10.13104/jksmrm.2012.16.1.47
- Author:
Cheong Il SHIN
1
;
Whal LEE
;
Ji Su WOO
;
Eun Ah PARK
;
Pan Ki KIM
;
Hyun Bok SONG
;
Hoe Suk KIM
Author Information
1. Department of Radiology, Seoul National University Hospital, Korea. whal.lee@gmail.com, hoeskim@snu.ac.kr
- Publication Type:In Vitro ; Original Article
- Keywords:
Rat mesenchymal stem cell;
Reporter gene;
Ferritin;
Magnetic resonance imaging
- MeSH:
Animals;
Apoferritins;
Ferritins;
Ferrocyanides;
Flow Cytometry;
Fluorescence;
Fluorescent Antibody Technique;
Genes, Reporter;
Humans;
Iron;
Magnetic Resonance Imaging;
Mesenchymal Stromal Cells;
Rats;
Relaxation;
Track and Field
- From:Journal of the Korean Society of Magnetic Resonance in Medicine
2012;16(1):47-54
- CountryRepublic of Korea
- Language:English
-
Abstract:
PURPOSE: This study was performed to evaluate the characteristics of rat mesenchymal stem cells (RMSCs) transduced with human ferritin gene and investigate in vitro MRI detectability of ferritin-transduced RMSCs. MATERIALS AND METHODS: The RMSCs expressing both myc-tagged human ferritin heavy chain subunit (myc-FTH) and green fluorescence protein (GFP) were transduced with lentiviurs. Transduced cells were sorted by GFP expression using a fluorescence-activated cell sorter. Myc-FTH and GFP expression in transduced cells were detected by immunofluorescence staining. The cell proliferative ability and viability were assessed by MTT assay. The RMSC surface markers (CD29+/CD45-) were analyzed by flow cytometry. The intracellular iron amount was measured spectrophotometically and the presence of ferritin-iron accumulation was detected by Prussian blue staining.
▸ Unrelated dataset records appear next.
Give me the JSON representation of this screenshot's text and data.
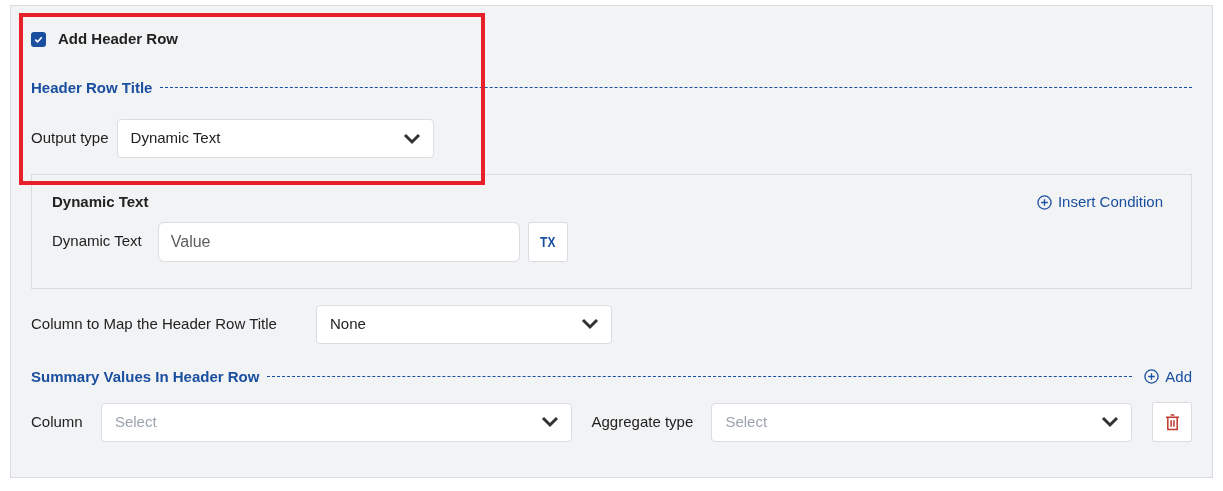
{
  "add_header_row": {
    "label": "Add Header Row",
    "checked": true
  },
  "header_row_title": {
    "title": "Header Row Title",
    "output_type": {
      "label": "Output type",
      "value": "Dynamic Text"
    },
    "dynamic_text_card": {
      "title": "Dynamic Text",
      "insert_condition": "Insert Condition",
      "field": {
        "label": "Dynamic Text",
        "placeholder": "Value"
      },
      "format_button": "TX"
    },
    "column_map": {
      "label": "Column to Map the Header Row Title",
      "value": "None"
    }
  },
  "summary_values": {
    "title": "Summary Values In Header Row",
    "add": "Add",
    "column": {
      "label": "Column",
      "placeholder": "Select"
    },
    "aggregate_type": {
      "label": "Aggregate type",
      "placeholder": "Select"
    }
  },
  "annotation": {
    "kind": "highlight"
  }
}
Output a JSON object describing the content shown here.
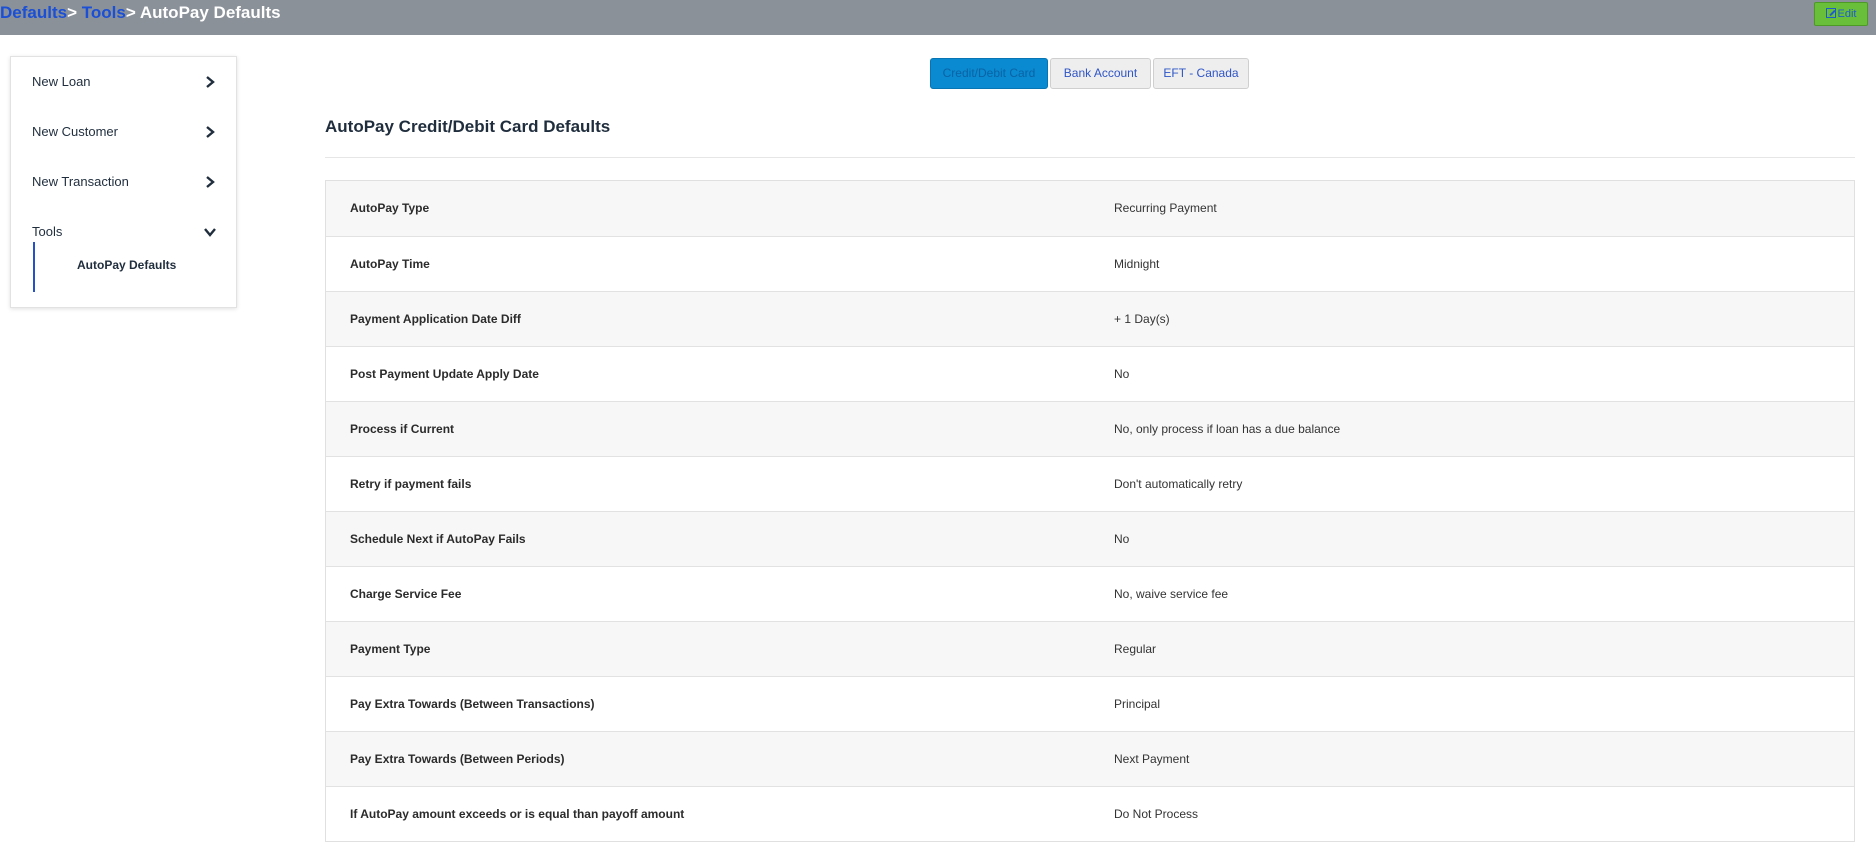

In vitro magnetic resonance imaging (MRI) study of cell phantoms was done on 9.4 T MR scanner to evaluate the feasibility of imaging the ferritin-transduced RMSCs. RESULTS: The myc-FTH and GFP genes were stably transduced into RMSCs. No significant differences were observed in terms of biologic properties in transduced RMSCs compared with non-transduced RMSCs. Ferritin-transduced RMSCs exhibited increased iron accumulation ability and showed significantly lower T2 relaxation time than non-transduced RMSCs. CONCLUSION: Ferritin gene as MR reporter gene could be used for non-invasive tracking and visualization of therapeutic mesenchymal stem cells by MRI.